Erste Versuche mit Zahnpasta
Beginne damit, Deinem Hund ein bisschen Zahnpasta zum Lecken zu geben – Hundezahnpasten schmecken nach Fleisch oder Erdnussbutter und sind appetitlich. Nutze etwa einen Zentimeter Paste auf Deinem Finger und lass ihn daran lecken. Nach 3–5 Tagen kannst Du versuchen, mit Deinem Finger leicht über die Vorderzähne zu fahren, während er die Paste leckt. Das Ziel ist Entspannung, nicht Perfektion. Diese Eingewöhnungsphase kann zwei bis vier Wochen dauern.
Die erste echte Zahnbürste
Nutze eine kleine, weiche Zahnbürste – Kinderzahnbürsten passen oft perfekt. Alternative: Fingerzahnbürsten, die über Deinen Zeigefinger passen. Tragen Sie leicht Paste auf und fahre langsam über die äußeren Oberflächen der Backenzähne – nicht zu intensiv, und nicht unter Druck. Die meisten Hunde kooperieren nach einer kurzen Eingewöhnungsphase, weil die Routine und die Aufmerksamkeit angenehm sind. Erste Sitzungen sollten höchstens 30 Sekunden dauern. Belohnungsschmerz und Lob am Ende jeder Sitzung sind essentiell.
Regelmäßigkeit etablieren
Idealerweise putzt Du jeden Abend, wenn Dein Hund entspannt ist – etwa 10–15 Sekunden pro Sitzung reichen am Anfang. Nach zwei bis vier Wochen regelmäßiger Anwendung wird es zur Gewohnheit, und die meisten Hunde erwarten das Zähneputzen wie einen angenehmen Abend-Ritual. Du brauchst nicht perfekt jede Zahnfläche zu erreichen – Konsistenz und tägliche Anwendung sind wichtiger als Gründlichkeit beim ersten Versuch.
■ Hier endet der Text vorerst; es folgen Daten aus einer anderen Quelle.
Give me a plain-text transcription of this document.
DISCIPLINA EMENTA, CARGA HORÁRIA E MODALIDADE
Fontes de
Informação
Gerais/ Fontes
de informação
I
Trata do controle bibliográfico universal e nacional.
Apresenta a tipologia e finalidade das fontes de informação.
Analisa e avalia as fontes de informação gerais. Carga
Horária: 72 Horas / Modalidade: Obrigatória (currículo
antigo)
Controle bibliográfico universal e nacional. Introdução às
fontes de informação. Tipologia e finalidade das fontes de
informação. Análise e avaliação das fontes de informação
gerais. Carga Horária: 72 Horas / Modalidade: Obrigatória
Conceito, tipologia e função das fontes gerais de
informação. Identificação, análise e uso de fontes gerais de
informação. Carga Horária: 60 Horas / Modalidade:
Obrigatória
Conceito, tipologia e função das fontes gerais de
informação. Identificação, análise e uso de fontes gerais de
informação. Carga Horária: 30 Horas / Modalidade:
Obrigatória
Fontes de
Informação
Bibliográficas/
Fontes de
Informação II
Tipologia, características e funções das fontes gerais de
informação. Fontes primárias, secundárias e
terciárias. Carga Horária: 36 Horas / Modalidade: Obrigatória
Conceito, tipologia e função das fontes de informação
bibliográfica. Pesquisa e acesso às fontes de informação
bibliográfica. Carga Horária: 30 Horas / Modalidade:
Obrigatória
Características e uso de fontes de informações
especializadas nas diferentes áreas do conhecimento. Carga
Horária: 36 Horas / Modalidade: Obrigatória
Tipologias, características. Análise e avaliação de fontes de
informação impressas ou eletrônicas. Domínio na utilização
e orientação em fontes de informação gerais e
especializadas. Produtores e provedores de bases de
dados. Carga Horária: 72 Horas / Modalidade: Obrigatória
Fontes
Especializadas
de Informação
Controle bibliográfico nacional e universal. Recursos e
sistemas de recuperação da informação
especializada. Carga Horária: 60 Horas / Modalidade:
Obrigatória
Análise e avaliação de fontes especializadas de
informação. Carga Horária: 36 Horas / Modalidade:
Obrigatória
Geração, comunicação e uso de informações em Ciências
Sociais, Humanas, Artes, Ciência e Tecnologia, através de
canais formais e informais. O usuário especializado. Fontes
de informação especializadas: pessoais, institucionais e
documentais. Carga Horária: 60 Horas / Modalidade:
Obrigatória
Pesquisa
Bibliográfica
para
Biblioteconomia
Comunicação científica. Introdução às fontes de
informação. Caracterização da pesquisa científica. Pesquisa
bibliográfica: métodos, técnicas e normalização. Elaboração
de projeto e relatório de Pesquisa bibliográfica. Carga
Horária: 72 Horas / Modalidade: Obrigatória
Hundezahnpasta: Was sicher ist, was nicht
Hundezahnpasten enthalten kein Fluorid – das ist wichtig, weil Fluorid für Hunde toxisch wirkt, wenn es in größeren Mengen geschluckt wird. Gute Hundezahnpasten haben einen hohen Fleisch- oder Fruchtsgeschmack, sind schmackhaft und ermutigen zur Kooperation. Manche Zahnpasten enthalten enzymatische Zusätze (Glucose Oxidase), die antibakteriell wirken und Zahnstein-Entstehung reduzieren. Menschliche Zahnpasta darf nicht verwendet werden – Fluorid ist giftig, und die meisten menschlichen Pasten enthalten Xylitol, das für Hunde tödlich ist. Kaufe immer Zahnpasta mit dem Label „für Hunde“ oder „pet toothpaste“.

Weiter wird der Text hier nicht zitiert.